Scudder’s Row comprises the five homes from 1 to 9 East Gordon Street, in the southeastern residential block of Monterey Square. Completed in 1853, the property is part of the Savannah Historic District and is on the National Register of Historic Places.
Brothers John and Ephraim Scudder built the properties between 1852 and 1853. John Scudder also built several of the homes on Savannah’s Jones Street, which has been described as one of the most charming streets in America.
William Remshart Row House
Four properties between 102 and 111 West Jones Street make up the William Remshart Row House. Completed in 1853 and built for prominent Savannah commission merchantWilliam Remshart (1804–1878), it is a contributing property of the Savannah Historic District and on the National Register of Historic Places.
In the mid-19th century, the Historic American Buildings Survey documented the property’s significance for its representation of mid-19th-century Savannah row houses, particularly due to its high stoops.

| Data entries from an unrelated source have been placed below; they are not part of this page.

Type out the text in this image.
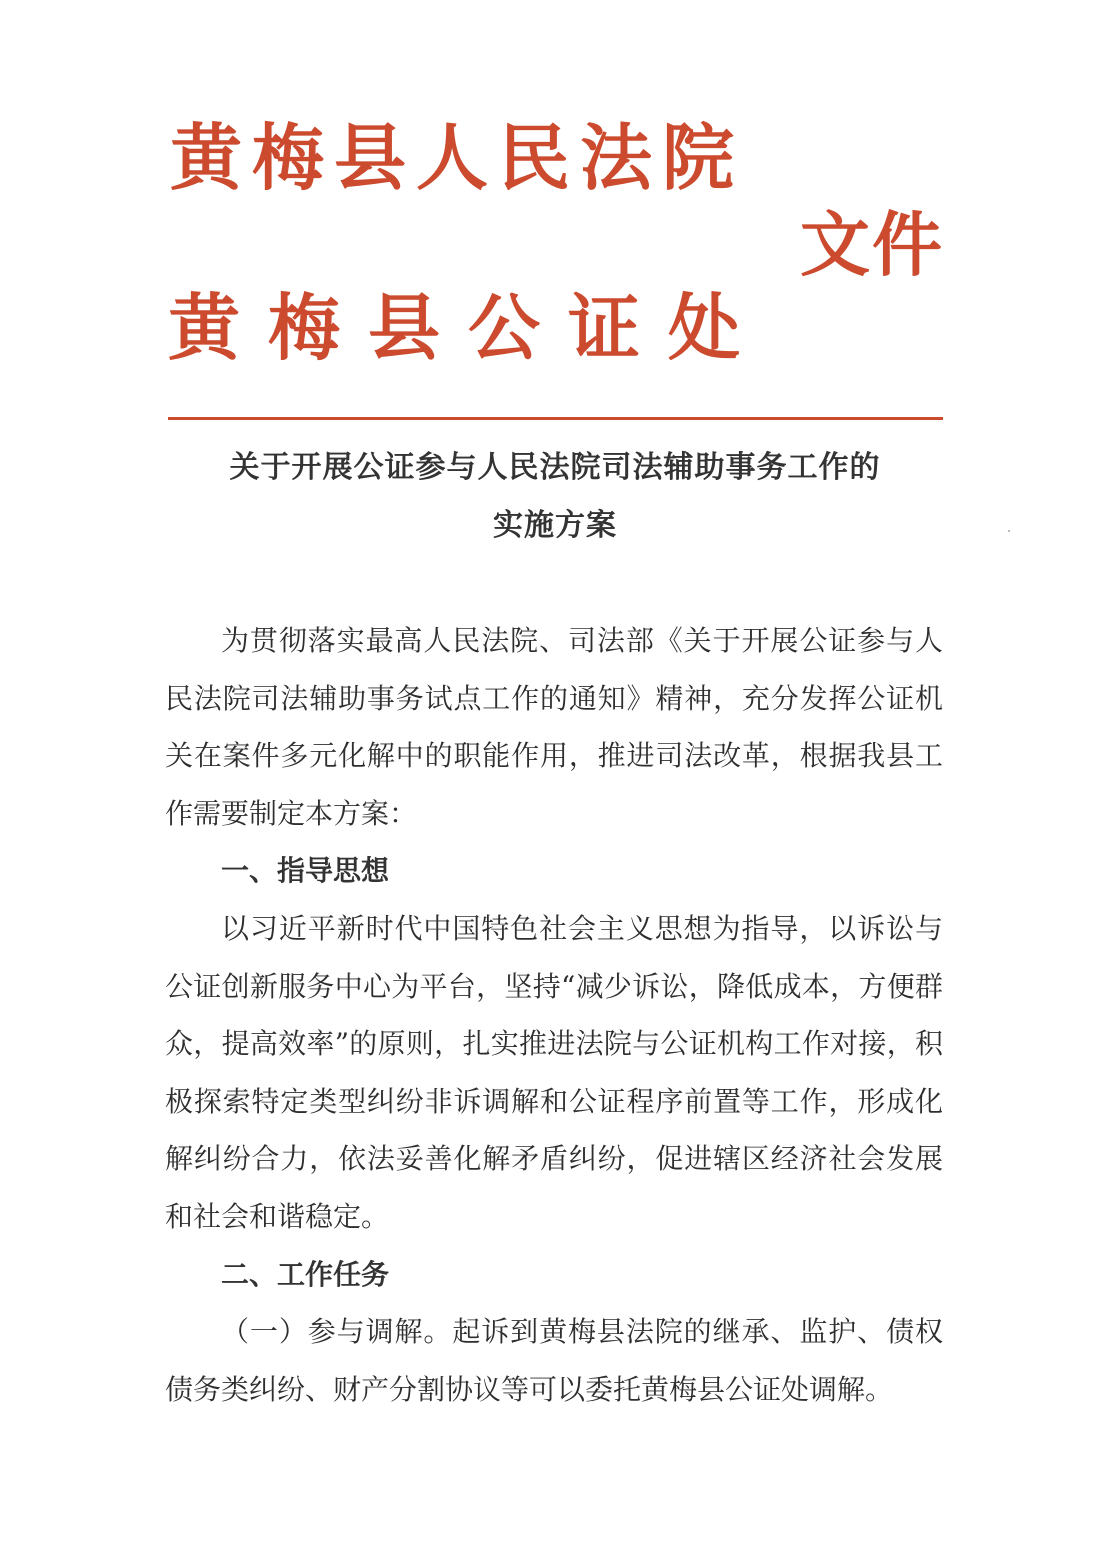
黄梅县人民法院
黄梅县公证处
文件
关于开展公证参与人民法院司法辅助事务工作的
实施方案

为贯彻落实最高人民法院、司法部《关于开展公证参与人民法院司法辅助事务试点工作的通知》精神，充分发挥公证机关在案件多元化解中的职能作用，推进司法改革，根据我县工作需要制定本方案：

一、指导思想

以习近平新时代中国特色社会主义思想为指导，以诉讼与公证创新服务中心为平台，坚持“减少诉讼，降低成本，方便群众，提高效率”的原则，扎实推进法院与公证机构工作对接，积极探索特定类型纠纷非诉调解和公证程序前置等工作，形成化解纠纷合力，依法妥善化解矛盾纠纷，促进辖区经济社会发展和社会和谐稳定。

二、工作任务

（一）参与调解。起诉到黄梅县法院的继承、监护、债权债务类纠纷、财产分割协议等可以委托黄梅县公证处调解。
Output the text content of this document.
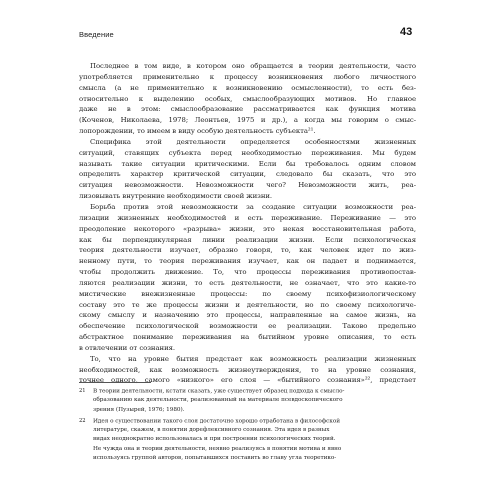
Введение	43
Последнее в том виде, в котором оно обращается в теории деятельности, часто
употребляется применительно к процессу возникновения любого личностного
смысла (а не применительно к возникновению осмысленности), то есть без-
относительно к выделению особых, смыслообразующих мотивов. Но главное
даже не в этом: смыслообразование рассматривается как функция мотива
(Коченов, Николаева, 1978; Леонтьев, 1975 и др.), а когда мы говорим о смыс-
лопорождении, то имеем в виду особую деятельность субъекта²¹.
Специфика этой деятельности определяется особенностями жизненных
ситуаций, ставящих субъекта перед необходимостью переживания. Мы будем
называть такие ситуации критическими. Если бы требовалось одним словом
определить характер критической ситуации, следовало бы сказать, что это
ситуация невозможности. Невозможности чего? Невозможности жить, реа-
лизовывать внутренние необходимости своей жизни.
Борьба против этой невозможности за создание ситуации возможности реа-
лизации жизненных необходимостей и есть переживание. Переживание — это
преодоление некоторого «разрыва» жизни, это некая восстановительная работа,
как бы перпендикулярная линии реализации жизни. Если психологическая
теория деятельности изучает, образно говоря, то, как человек идет по жиз-
ненному пути, то теория переживания изучает, как он падает и поднимается,
чтобы продолжить движение. То, что процессы переживания противопостав-
ляются реализации жизни, то есть деятельности, не означает, что это какие-то
мистические внежизненные процессы: по своему психофизиологическому
составу это те же процессы жизни и деятельности, но по своему психологиче-
скому смыслу и назначению это процессы, направленные на самое жизнь, на
обеспечение психологической возможности ее реализации. Таково предельно
абстрактное понимание переживания на бытийном уровне описания, то есть
в отвлечении от сознания.
То, что на уровне бытия предстает как возможность реализации жизненных
необходимостей, как возможность жизнеутверждения, то на уровне сознания,
точнее одного, самого «низкого» его слоя — «бытийного сознания»²², предстает
21 В теории деятельности, кстати сказать, уже существует образец подхода к смысло-
образованию как деятельности, реализованный на материале псевдоскопического
зрения (Пузырей, 1976; 1980).
22 Идея о существовании такого слоя достаточно хорошо отработана в философской
литературе, скажем, в понятии дорефлексивного сознания. Эта идея в разных
видах неоднократно использовалась и при построении психологических теорий.
Не чужда она и теории деятельности, неявно реализуясь в понятии мотива и явно
используясь группой авторов, попытавшихся поставить во главу угла теоретико-
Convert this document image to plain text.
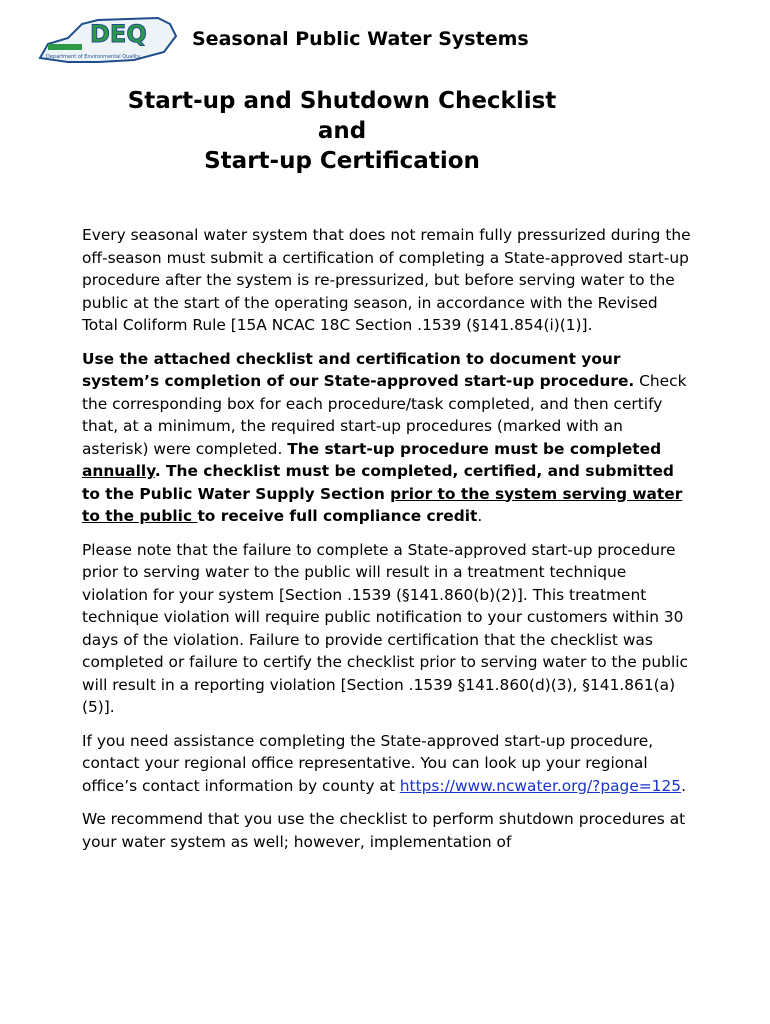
DEQ
Department of Environmental Quality
Seasonal Public Water Systems
Start-up and Shutdown Checklist
and
Start-up Certification

Every seasonal water system that does not remain fully pressurized during the off-season must submit a certification of completing a State-approved start-up procedure after the system is re-pressurized, but before serving water to the public at the start of the operating season, in accordance with the Revised Total Coliform Rule [15A NCAC 18C Section .1539 (§141.854(i)(1)].

Use the attached checklist and certification to document your system’s completion of our State-approved start-up procedure. Check the corresponding box for each procedure/task completed, and then certify that, at a minimum, the required start-up procedures (marked with an asterisk) were completed. The start-up procedure must be completed annually. The checklist must be completed, certified, and submitted to the Public Water Supply Section prior to the system serving water to the public to receive full compliance credit.

Please note that the failure to complete a State-approved start-up procedure prior to serving water to the public will result in a treatment technique violation for your system [Section .1539 (§141.860(b)(2)]. This treatment technique violation will require public notification to your customers within 30 days of the violation. Failure to provide certification that the checklist was completed or failure to certify the checklist prior to serving water to the public will result in a reporting violation [Section .1539 §141.860(d)(3), §141.861(a)(5)].

If you need assistance completing the State-approved start-up procedure, contact your regional office representative. You can look up your regional office’s contact information by county at https://www.ncwater.org/?page=125.

We recommend that you use the checklist to perform shutdown procedures at your water system as well; however, implementation of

Quantock Row (Chatham Square)
Quantock Row comprises the six homes from 114 to 124 West Taylor Street, in the northeastern residential block of Chatham Square. It is a contributing property of the Savannah Historic District, itself on the National Register of Historic Places. The row partly fills the block between Barnard Street to the west and Whitaker Street to the east and sits directly opposite Gordon Row. The properties were completed in 1852 and built for Allen William Quantock.

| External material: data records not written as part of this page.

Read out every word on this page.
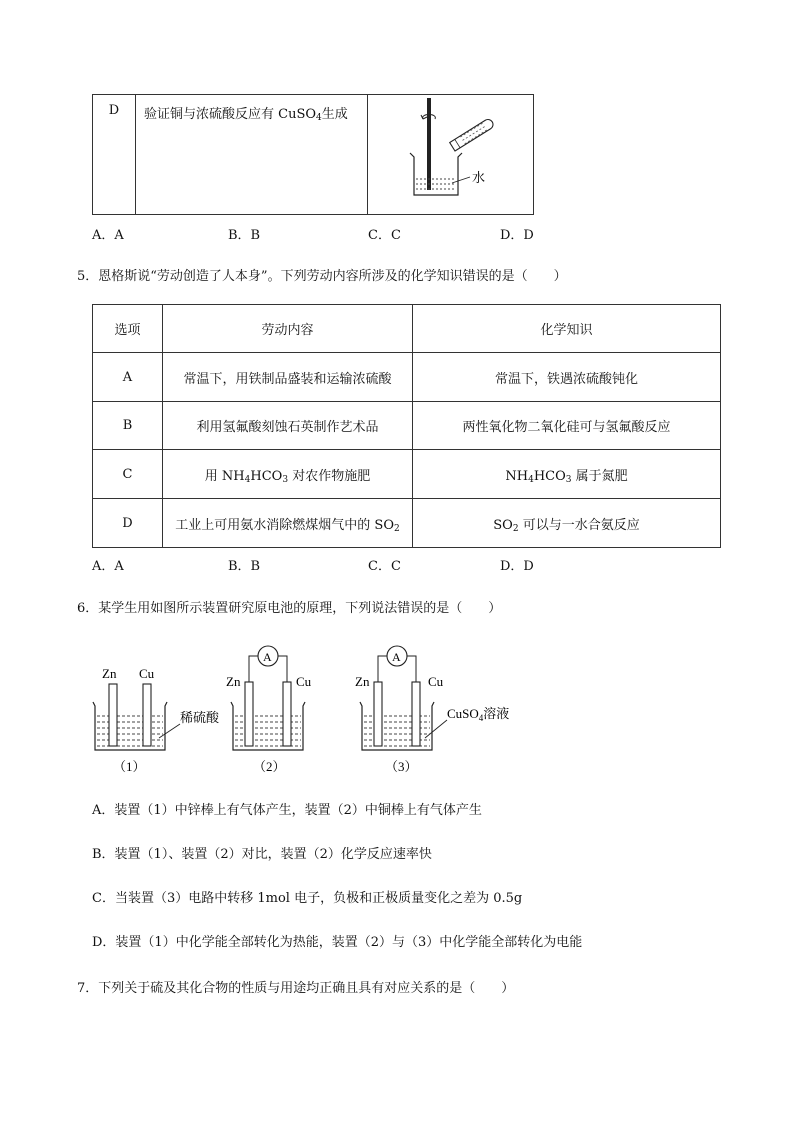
D	验证铜与浓硫酸反应有 CuSO$_4$生成	
水
A．A	B．B	C．C	D．D
5．恩格斯说“劳动创造了人本身”。下列劳动内容所涉及的化学知识错误的是（　　）
选项	劳动内容	化学知识
A	常温下，用铁制品盛装和运输浓硫酸	常温下，铁遇浓硫酸钝化
B	利用氢氟酸刻蚀石英制作艺术品	两性氧化物二氧化硅可与氢氟酸反应
C	用 $NH_4HCO_3$ 对农作物施肥	$NH_4HCO_3$ 属于氮肥
D	工业上可用氨水消除燃煤烟气中的 $SO_2$	$SO_2$ 可以与一水合氨反应
A．A	B．B	C．C	D．D
6．某学生用如图所示装置研究原电池的原理，下列说法错误的是（　　）
Zn Cu
稀硫酸
（1）
A
Zn	Cu
（2）
A
Zn	Cu
CuSO$_4$溶液
（3）
A．装置（1）中锌棒上有气体产生，装置（2）中铜棒上有气体产生
B．装置（1）、装置（2）对比，装置（2）化学反应速率快
C．当装置（3）电路中转移 1mol 电子，负极和正极质量变化之差为 0.5g
D．装置（1）中化学能全部转化为热能，装置（2）与（3）中化学能全部转化为电能
7．下列关于硫及其化合物的性质与用途均正确且具有对应关系的是（　　）
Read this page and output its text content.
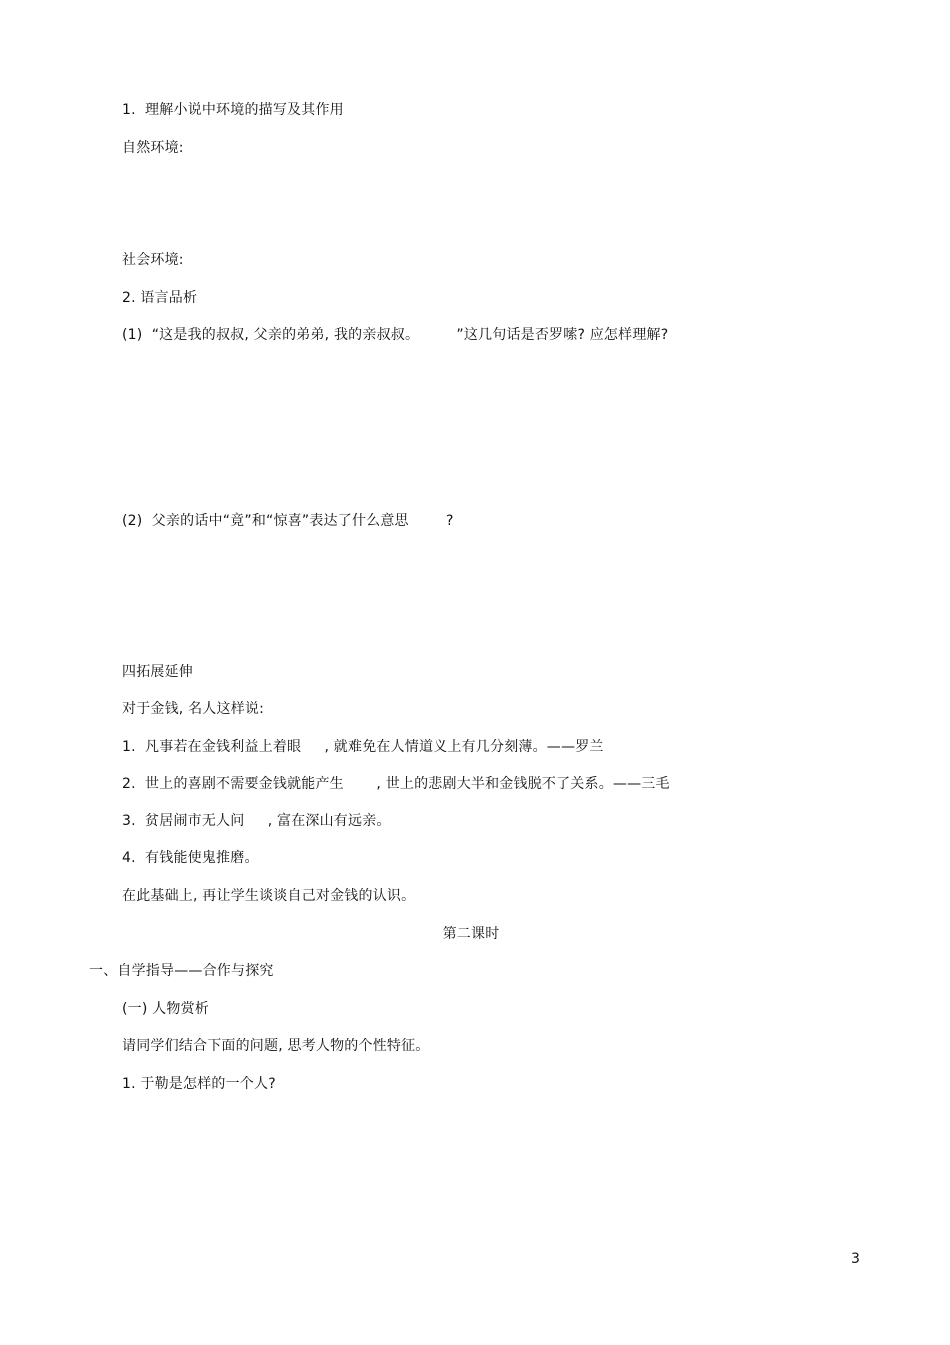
1.  理解小说中环境的描写及其作用
自然环境:
社会环境:
2. 语言品析
(1)  “这是我的叔叔, 父亲的弟弟, 我的亲叔叔。        ”这几句话是否罗嗦? 应怎样理解?
(2)  父亲的话中“竟”和“惊喜”表达了什么意思        ?
四拓展延伸
对于金钱, 名人这样说:
1.  凡事若在金钱利益上着眼     , 就难免在人情道义上有几分刻薄。——罗兰
2.  世上的喜剧不需要金钱就能产生       , 世上的悲剧大半和金钱脱不了关系。——三毛
3.  贫居闹市无人问     , 富在深山有远亲。
4.  有钱能使鬼推磨。
在此基础上, 再让学生谈谈自己对金钱的认识。
第二课时
一、自学指导——合作与探究
(一) 人物赏析
请同学们结合下面的问题, 思考人物的个性特征。
1. 于勒是怎样的一个人?
3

Quantock Row (Jones Street)
Completed in 1854, Quantock Row has five units from 17 to 31 East Jones Street. It is a contributing property of the Savannah Historic District, itself on the National Register of Historic Places. The row partly fills the block between Bull Street to the west and Drayton Street to the east. Allen William Quantock by John Scudder commissioned the building of the properties. Henry Meinhard bought Quantock Row in 1862 and later sold it to Gerard and Sarah Treanor.
Kennedy And McDonough Rows
To the east of Troup Square, on Macon and Charlton Streets, are two blocks of historic row houses. Both were restored in the later half of the 1900s. Kennedy Row, on East Macon Street, was built in 1872. Constructed a decade later 1882, McDonough Row sits immediately south of Kennedy Row on Charlton Street.
Rainbow Row is a collection of charming Carpenter Italianate-style row homes. Each unit features Victorian era details and has its own color scheme that embodies the feel of Savannah and its architecture. These distinctive properties are within easy walking distance to some truly historic sites including The Old Pink House.